I mostly work in sequence forms. These are Spicerian marathons, but the interest I have in proximity as a potential force in such poems is the same as in Steps.

This beside this is not only 1 plus 1—it is tone-change, furtherance (= 3), & a texture shift—or even an irrelevancy that illumes—all of which is not beholden to syntax.

Between sections in a long poem, between single words in one of these Steps poems, (and between the letters in a word if we turn the focus way up), there accumulates (the hope of) a force that is not logical but processional, not telling but assembly.

Q: You’ve been working with the extended suite for some time, working, it would seem, with the book-length poem as your unit of composition. How did you get from writing individual poems to working with such a larger form, and what do you feel you’re able to accomplish through book-length that you might not be able to otherwise?

A: I respect the lone cry of the lyric, but it is rarely pure, & almost always imitative. To be that desperate & alone a cry has to be half crazy.

The cacophony of sequence approaches carnival. The cooperation of chorus involves a displacement of ego. These are good things to invite, so I do.

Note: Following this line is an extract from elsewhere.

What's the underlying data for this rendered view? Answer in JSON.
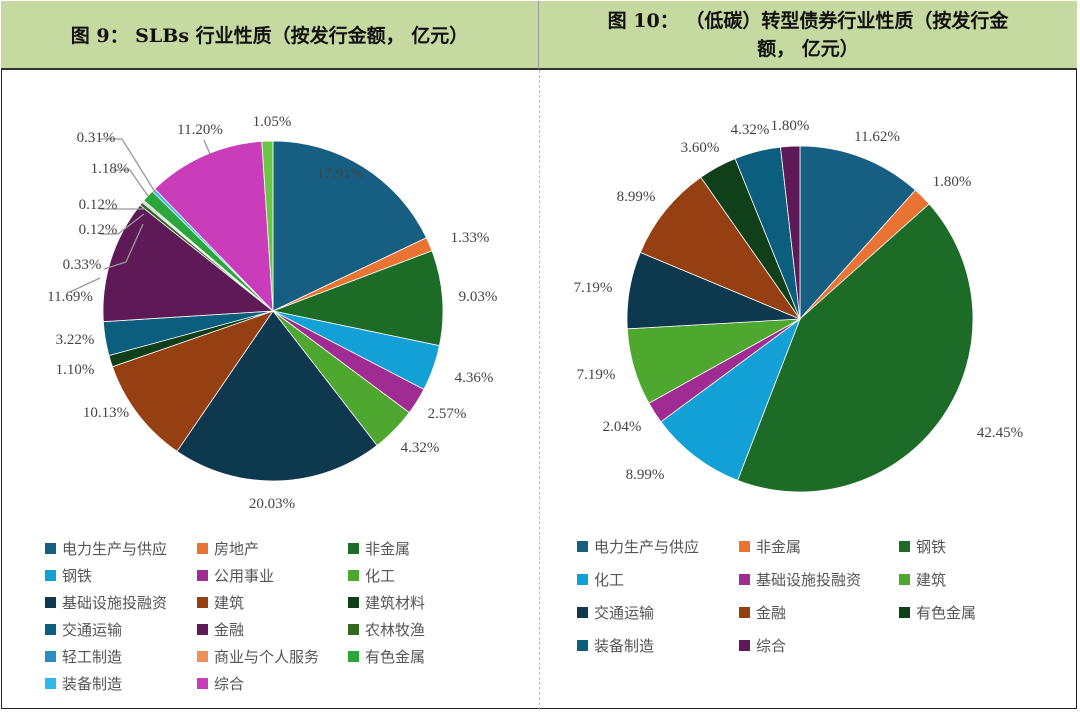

The book, for me, is a life unit: during these 4 or 5 years, I have invited & welcomed & arranged the following.
All of the preoccupations, distractions, enthusiasms, & revelatory fears of these living years of mine are here…

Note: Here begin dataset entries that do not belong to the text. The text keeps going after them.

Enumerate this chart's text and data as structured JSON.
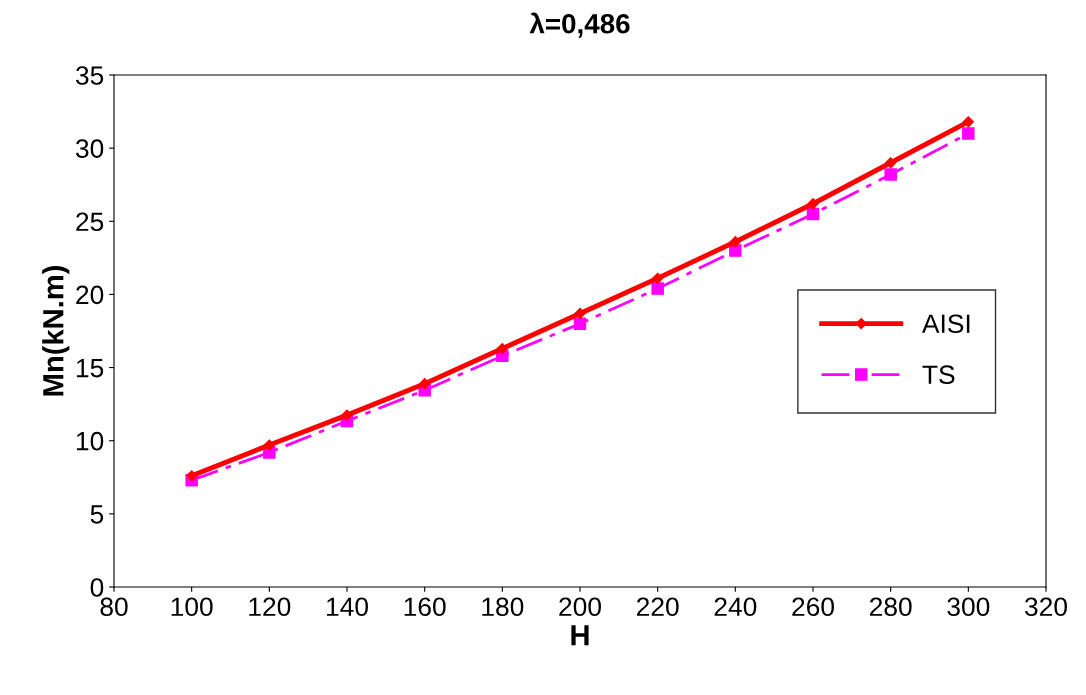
{
  "chart_data": {
    "type": "line",
    "title": "λ=0,486",
    "xlabel": "H",
    "ylabel": "Mn(kN.m)",
    "x": [
      100,
      120,
      140,
      160,
      180,
      200,
      220,
      240,
      260,
      280,
      300
    ],
    "series": [
      {
        "name": "AISI",
        "color": "#ff0000",
        "marker": "diamond",
        "line_style": "solid",
        "values": [
          7.6,
          9.7,
          11.75,
          13.9,
          16.3,
          18.7,
          21.1,
          23.6,
          26.2,
          29.0,
          31.8
        ]
      },
      {
        "name": "TS",
        "color": "#ff00ff",
        "marker": "square",
        "line_style": "dashdot",
        "values": [
          7.3,
          9.2,
          11.35,
          13.45,
          15.8,
          18.0,
          20.4,
          23.0,
          25.5,
          28.2,
          31.0
        ]
      }
    ],
    "xlim": [
      80,
      320
    ],
    "xticks": [
      80,
      100,
      120,
      140,
      160,
      180,
      200,
      220,
      240,
      260,
      280,
      300,
      320
    ],
    "ylim": [
      0,
      35
    ],
    "yticks": [
      0,
      5,
      10,
      15,
      20,
      25,
      30,
      35
    ],
    "grid": false,
    "legend": "center right"
  }
}
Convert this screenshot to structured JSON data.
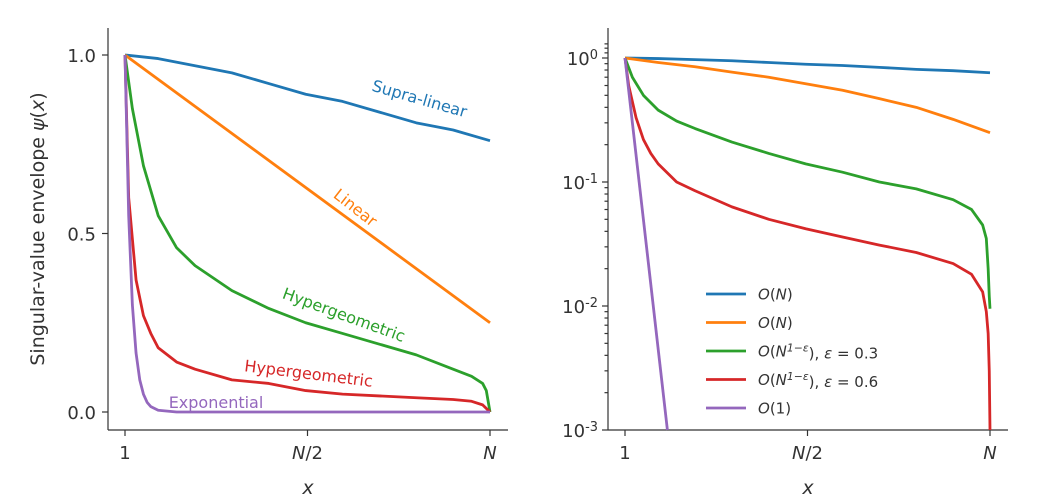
{
  "chart_data": [
    {
      "type": "line",
      "panel": "left",
      "scale": "linear",
      "xlabel": "x",
      "ylabel": "Singular-value envelope ψ(x)",
      "xticks": [
        "1",
        "N/2",
        "N"
      ],
      "yticks": [
        "0.0",
        "0.5",
        "1.0"
      ],
      "xlim": [
        1,
        100
      ],
      "ylim": [
        -0.05,
        1.05
      ],
      "series": [
        {
          "name": "Supra-linear",
          "color": "#1f77b4",
          "x": [
            1,
            10,
            20,
            30,
            40,
            50,
            60,
            70,
            80,
            90,
            100
          ],
          "values": [
            1.0,
            0.99,
            0.97,
            0.95,
            0.92,
            0.89,
            0.87,
            0.84,
            0.81,
            0.79,
            0.76
          ]
        },
        {
          "name": "Linear",
          "color": "#ff7f0e",
          "x": [
            1,
            100
          ],
          "values": [
            1.0,
            0.25
          ]
        },
        {
          "name": "Hypergeometric",
          "color": "#2ca02c",
          "x": [
            1,
            3,
            6,
            10,
            15,
            20,
            30,
            40,
            50,
            60,
            70,
            80,
            90,
            95,
            98,
            99,
            100
          ],
          "values": [
            1.0,
            0.85,
            0.69,
            0.55,
            0.46,
            0.41,
            0.34,
            0.29,
            0.25,
            0.22,
            0.19,
            0.16,
            0.12,
            0.1,
            0.08,
            0.06,
            0.0
          ]
        },
        {
          "name": "Hypergeometric",
          "color": "#d62728",
          "x": [
            1,
            2,
            4,
            6,
            8,
            10,
            15,
            20,
            30,
            40,
            50,
            60,
            70,
            80,
            90,
            95,
            98,
            100
          ],
          "values": [
            1.0,
            0.6,
            0.37,
            0.27,
            0.22,
            0.18,
            0.14,
            0.12,
            0.09,
            0.08,
            0.06,
            0.05,
            0.045,
            0.04,
            0.035,
            0.03,
            0.02,
            0.0
          ]
        },
        {
          "name": "Exponential",
          "color": "#9467bd",
          "x": [
            1,
            2,
            3,
            4,
            5,
            6,
            7,
            8,
            10,
            15,
            20,
            100
          ],
          "values": [
            1.0,
            0.55,
            0.3,
            0.165,
            0.09,
            0.05,
            0.027,
            0.015,
            0.005,
            0.0,
            0.0,
            0.0
          ]
        }
      ],
      "curve_labels": [
        "Supra-linear",
        "Linear",
        "Hypergeometric",
        "Hypergeometric",
        "Exponential"
      ]
    },
    {
      "type": "line",
      "panel": "right",
      "scale": "log",
      "xlabel": "x",
      "ylabel": "",
      "xticks": [
        "1",
        "N/2",
        "N"
      ],
      "yticks": [
        "10^0",
        "10^-1",
        "10^-2",
        "10^-3"
      ],
      "xlim": [
        1,
        100
      ],
      "ylim": [
        0.001,
        1.35
      ],
      "series": [
        {
          "name": "O(N)",
          "color": "#1f77b4",
          "x": [
            1,
            10,
            20,
            30,
            40,
            50,
            60,
            70,
            80,
            90,
            100
          ],
          "values": [
            1.0,
            0.99,
            0.97,
            0.95,
            0.92,
            0.89,
            0.87,
            0.84,
            0.81,
            0.79,
            0.76
          ]
        },
        {
          "name": "O(N)",
          "color": "#ff7f0e",
          "x": [
            1,
            10,
            20,
            30,
            40,
            50,
            60,
            70,
            80,
            90,
            100
          ],
          "values": [
            1.0,
            0.92,
            0.85,
            0.77,
            0.7,
            0.62,
            0.55,
            0.47,
            0.4,
            0.32,
            0.25
          ]
        },
        {
          "name": "O(N^{1−ε}), ε = 0.3",
          "color": "#2ca02c",
          "x": [
            1,
            3,
            6,
            10,
            15,
            20,
            30,
            40,
            50,
            60,
            70,
            80,
            90,
            95,
            98,
            99,
            99.5,
            99.8,
            100
          ],
          "values": [
            1.0,
            0.7,
            0.5,
            0.38,
            0.31,
            0.27,
            0.21,
            0.17,
            0.14,
            0.12,
            0.1,
            0.088,
            0.072,
            0.06,
            0.045,
            0.035,
            0.02,
            0.012,
            0.0095
          ]
        },
        {
          "name": "O(N^{1−ε}), ε = 0.6",
          "color": "#d62728",
          "x": [
            1,
            2,
            4,
            6,
            8,
            10,
            15,
            20,
            30,
            40,
            50,
            60,
            70,
            80,
            90,
            95,
            98,
            99,
            99.5,
            99.8,
            100
          ],
          "values": [
            1.0,
            0.6,
            0.33,
            0.22,
            0.17,
            0.14,
            0.1,
            0.085,
            0.063,
            0.05,
            0.042,
            0.036,
            0.031,
            0.027,
            0.022,
            0.018,
            0.013,
            0.009,
            0.006,
            0.003,
            0.001
          ]
        },
        {
          "name": "O(1)",
          "color": "#9467bd",
          "x": [
            1,
            12.5
          ],
          "values": [
            1.0,
            0.001
          ]
        }
      ],
      "legend": {
        "placement": "center-right",
        "entries": [
          "O(N)",
          "O(N)",
          "O(N^{1−ε}), ε = 0.3",
          "O(N^{1−ε}), ε = 0.6",
          "O(1)"
        ]
      }
    }
  ]
}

The book is where the author joins the audience. Maybe I write books so that I can join the audience. The brief silence of being in my own book’s audience is reward enough. A respite.

But soon the next compulsive pull of design & trouble, that lyric desperation, nudges me out of my seat, & I have to find the exit, have to go off on my own again…

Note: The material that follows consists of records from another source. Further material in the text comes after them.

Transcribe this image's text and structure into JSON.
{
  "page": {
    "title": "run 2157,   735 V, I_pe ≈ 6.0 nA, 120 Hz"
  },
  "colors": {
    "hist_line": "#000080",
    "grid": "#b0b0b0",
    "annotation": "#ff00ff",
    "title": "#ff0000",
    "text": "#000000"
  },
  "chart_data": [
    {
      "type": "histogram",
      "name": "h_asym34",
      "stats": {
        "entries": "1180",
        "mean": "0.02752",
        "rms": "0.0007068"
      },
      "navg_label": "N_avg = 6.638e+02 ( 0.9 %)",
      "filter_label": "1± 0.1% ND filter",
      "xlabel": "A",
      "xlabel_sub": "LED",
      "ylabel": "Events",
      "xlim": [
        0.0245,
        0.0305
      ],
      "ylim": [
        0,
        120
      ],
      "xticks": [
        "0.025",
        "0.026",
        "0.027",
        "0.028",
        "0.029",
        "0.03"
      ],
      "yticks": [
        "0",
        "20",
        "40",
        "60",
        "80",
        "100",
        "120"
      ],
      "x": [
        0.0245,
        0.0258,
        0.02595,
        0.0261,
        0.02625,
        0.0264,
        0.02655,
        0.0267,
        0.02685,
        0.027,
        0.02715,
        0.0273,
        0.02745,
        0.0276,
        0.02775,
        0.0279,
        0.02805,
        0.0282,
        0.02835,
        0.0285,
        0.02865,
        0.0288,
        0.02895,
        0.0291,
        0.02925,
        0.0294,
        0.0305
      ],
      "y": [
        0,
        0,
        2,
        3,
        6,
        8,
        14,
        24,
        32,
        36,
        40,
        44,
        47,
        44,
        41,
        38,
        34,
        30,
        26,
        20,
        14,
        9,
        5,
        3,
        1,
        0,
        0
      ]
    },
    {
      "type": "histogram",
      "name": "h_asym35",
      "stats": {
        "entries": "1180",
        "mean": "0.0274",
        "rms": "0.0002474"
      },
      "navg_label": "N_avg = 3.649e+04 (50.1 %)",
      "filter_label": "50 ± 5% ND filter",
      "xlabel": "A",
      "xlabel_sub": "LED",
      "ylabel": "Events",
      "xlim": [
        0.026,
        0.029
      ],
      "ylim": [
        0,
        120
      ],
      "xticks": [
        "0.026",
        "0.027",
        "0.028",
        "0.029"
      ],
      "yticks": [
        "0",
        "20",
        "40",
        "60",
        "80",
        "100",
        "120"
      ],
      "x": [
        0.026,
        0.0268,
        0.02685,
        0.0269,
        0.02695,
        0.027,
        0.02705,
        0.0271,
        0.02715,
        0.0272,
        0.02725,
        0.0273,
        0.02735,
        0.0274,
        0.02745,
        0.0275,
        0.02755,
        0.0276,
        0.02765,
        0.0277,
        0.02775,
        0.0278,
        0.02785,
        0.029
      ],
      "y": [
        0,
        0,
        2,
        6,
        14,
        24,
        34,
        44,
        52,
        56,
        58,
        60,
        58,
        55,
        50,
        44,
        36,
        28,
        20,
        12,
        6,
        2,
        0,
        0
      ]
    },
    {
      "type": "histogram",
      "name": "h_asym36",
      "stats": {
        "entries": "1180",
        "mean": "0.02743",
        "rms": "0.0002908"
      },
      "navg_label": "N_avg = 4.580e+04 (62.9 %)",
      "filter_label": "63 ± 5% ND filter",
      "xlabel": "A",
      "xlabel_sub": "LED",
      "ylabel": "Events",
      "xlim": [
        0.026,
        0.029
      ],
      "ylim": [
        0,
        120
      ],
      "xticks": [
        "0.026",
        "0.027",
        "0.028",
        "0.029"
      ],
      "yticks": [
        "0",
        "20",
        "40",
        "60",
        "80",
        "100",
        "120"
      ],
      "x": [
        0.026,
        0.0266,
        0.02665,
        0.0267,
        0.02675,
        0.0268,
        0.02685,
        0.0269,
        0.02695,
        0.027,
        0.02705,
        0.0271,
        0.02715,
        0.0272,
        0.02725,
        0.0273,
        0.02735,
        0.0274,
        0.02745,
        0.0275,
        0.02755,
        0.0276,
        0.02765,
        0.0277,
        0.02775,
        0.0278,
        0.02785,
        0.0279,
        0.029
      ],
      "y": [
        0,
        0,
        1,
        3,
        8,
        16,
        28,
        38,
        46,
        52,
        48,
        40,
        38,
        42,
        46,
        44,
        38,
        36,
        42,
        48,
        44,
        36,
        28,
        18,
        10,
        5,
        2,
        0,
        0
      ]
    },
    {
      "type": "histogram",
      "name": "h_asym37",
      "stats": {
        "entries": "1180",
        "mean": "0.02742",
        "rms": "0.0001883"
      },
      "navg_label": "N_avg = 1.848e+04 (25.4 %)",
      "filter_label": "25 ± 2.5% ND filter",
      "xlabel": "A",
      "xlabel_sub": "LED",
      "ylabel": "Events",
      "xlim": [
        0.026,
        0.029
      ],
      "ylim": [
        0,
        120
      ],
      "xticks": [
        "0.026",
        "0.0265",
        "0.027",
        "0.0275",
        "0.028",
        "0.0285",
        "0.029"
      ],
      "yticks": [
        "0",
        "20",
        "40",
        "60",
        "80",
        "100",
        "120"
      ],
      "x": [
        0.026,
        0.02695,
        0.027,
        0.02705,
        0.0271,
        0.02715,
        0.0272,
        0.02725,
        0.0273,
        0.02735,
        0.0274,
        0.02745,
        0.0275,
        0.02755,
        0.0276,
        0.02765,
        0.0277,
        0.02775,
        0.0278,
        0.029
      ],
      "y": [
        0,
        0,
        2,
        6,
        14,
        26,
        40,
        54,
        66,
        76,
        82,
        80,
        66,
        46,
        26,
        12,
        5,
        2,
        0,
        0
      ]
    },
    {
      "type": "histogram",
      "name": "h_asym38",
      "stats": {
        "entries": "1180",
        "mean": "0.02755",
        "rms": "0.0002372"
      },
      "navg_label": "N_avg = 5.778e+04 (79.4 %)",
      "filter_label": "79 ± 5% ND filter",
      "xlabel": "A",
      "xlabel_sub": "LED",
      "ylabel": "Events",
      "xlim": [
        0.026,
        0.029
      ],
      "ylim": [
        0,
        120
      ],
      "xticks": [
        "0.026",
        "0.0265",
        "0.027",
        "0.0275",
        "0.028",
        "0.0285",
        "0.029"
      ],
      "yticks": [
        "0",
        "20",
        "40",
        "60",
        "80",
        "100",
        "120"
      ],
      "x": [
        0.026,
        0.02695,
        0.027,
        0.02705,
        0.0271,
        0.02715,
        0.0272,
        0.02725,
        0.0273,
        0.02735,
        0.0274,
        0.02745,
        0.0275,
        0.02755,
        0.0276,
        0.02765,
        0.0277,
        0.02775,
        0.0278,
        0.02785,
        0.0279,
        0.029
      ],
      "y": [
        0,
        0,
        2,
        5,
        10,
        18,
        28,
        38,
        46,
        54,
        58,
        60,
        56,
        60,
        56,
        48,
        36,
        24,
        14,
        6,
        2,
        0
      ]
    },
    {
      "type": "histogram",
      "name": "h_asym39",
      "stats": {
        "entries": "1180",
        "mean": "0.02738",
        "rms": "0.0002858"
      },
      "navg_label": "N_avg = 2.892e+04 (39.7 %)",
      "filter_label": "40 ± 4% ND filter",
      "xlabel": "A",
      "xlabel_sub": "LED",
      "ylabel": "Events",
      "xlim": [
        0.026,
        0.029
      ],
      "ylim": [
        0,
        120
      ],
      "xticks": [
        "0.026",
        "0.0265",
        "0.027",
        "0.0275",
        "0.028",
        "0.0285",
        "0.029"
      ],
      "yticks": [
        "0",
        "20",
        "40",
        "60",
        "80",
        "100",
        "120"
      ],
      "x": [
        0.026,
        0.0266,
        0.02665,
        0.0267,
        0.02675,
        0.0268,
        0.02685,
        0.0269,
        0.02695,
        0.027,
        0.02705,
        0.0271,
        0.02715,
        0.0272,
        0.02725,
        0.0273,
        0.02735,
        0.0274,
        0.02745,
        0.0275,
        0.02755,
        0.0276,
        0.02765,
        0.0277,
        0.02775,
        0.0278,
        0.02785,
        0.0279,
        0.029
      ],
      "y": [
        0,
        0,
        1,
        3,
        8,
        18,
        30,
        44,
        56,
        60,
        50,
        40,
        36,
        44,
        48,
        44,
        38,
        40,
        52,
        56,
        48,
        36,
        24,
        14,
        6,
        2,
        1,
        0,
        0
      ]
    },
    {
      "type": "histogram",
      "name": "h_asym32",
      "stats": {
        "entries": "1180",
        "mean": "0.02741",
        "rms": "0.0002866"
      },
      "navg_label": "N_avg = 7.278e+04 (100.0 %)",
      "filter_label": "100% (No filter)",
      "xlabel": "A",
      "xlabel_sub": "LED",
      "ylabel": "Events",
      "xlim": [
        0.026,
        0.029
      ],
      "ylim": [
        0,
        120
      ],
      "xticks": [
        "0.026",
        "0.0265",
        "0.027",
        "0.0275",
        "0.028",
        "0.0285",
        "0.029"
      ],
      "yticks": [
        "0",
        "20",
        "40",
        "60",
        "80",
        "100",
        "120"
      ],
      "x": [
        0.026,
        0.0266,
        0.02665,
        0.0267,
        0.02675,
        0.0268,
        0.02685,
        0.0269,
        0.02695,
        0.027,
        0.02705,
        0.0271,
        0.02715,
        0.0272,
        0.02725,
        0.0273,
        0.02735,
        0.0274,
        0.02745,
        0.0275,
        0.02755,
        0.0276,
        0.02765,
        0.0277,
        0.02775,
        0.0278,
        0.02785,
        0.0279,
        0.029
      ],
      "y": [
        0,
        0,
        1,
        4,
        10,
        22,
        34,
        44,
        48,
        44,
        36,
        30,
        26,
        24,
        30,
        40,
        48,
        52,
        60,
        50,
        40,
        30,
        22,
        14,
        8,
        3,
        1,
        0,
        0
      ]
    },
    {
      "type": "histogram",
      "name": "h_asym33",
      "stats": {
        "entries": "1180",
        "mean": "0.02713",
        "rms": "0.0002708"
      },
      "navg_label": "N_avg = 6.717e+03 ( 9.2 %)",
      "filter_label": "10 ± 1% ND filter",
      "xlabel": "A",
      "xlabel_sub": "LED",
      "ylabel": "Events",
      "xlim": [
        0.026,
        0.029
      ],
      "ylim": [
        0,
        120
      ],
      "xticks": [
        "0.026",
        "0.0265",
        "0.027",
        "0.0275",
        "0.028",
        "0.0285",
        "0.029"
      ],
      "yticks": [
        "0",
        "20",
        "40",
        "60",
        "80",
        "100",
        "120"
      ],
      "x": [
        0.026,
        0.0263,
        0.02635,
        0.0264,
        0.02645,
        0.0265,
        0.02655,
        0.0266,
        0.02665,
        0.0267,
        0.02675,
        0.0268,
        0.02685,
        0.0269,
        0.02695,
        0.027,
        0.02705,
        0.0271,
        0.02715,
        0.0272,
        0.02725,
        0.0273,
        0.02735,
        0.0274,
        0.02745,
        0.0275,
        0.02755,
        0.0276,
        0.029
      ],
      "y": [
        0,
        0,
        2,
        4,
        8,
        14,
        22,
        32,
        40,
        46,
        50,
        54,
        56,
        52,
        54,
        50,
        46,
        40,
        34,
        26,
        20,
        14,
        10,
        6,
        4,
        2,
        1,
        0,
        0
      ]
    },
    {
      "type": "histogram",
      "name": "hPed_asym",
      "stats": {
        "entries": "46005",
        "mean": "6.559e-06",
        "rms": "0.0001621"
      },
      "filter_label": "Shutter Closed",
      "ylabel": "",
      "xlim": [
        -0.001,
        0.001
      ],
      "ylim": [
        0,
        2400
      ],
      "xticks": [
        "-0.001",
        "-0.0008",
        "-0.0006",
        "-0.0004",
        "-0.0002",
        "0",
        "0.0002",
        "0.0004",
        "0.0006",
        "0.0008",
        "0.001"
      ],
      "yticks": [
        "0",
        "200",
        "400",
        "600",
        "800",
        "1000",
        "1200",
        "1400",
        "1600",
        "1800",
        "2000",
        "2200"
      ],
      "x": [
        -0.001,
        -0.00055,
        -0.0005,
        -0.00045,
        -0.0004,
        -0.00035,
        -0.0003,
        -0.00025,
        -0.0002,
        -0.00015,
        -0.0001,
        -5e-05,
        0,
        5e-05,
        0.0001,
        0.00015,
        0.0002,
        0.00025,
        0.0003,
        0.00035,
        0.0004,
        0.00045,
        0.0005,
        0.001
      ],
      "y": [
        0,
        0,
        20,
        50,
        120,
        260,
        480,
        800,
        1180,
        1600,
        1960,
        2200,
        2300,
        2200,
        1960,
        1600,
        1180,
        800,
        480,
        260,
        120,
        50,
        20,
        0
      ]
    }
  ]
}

I have come to think that for me the only way out of or back from lyric isolation (craziness) is through a multi-valenced widening…

I feel again & again the compulsion to invoke, ISBN by ISBN, the fortifications of harmony & pattern.

Q: With over a dozen full-length collections over the past two decades, how do you feel your work has developed? Where do you see your work headed?

A: The first word that comes to mind when I read this question is: landfill.

But that is deflective, morbidly un-funny—& a little interesting: my name is in there…

Hey, I keep looking for that guy! And he keeps looking for legitimacy in polyvocal company.

But the only company I trust is A to Z.

So Steps is (or are) an effort to keep my eye to the microscope of the alphabet.

Q: Finally, who do you read to reenergize your own work? What particular works can’t you help but return to?

A: Thirty years ago I painted Greek blue a wall in my bachelor apartment & stuck to it 80 white file cards each holding one of Zukofsky’s 80 Flowers poems so I could study them as part of my daily routine.

No blanch witloof handbound dry / Heart to racks a comb

This winter I spent 6 months in Guyana—what I took & studied again daily there was Zuk’s “A”.
Classical anti-classicism crunched & unraveled into housebound song.

Everyone
Will explain to us
How to do
The wrong things
The right way


Crunch or unravel, Z gets me every time.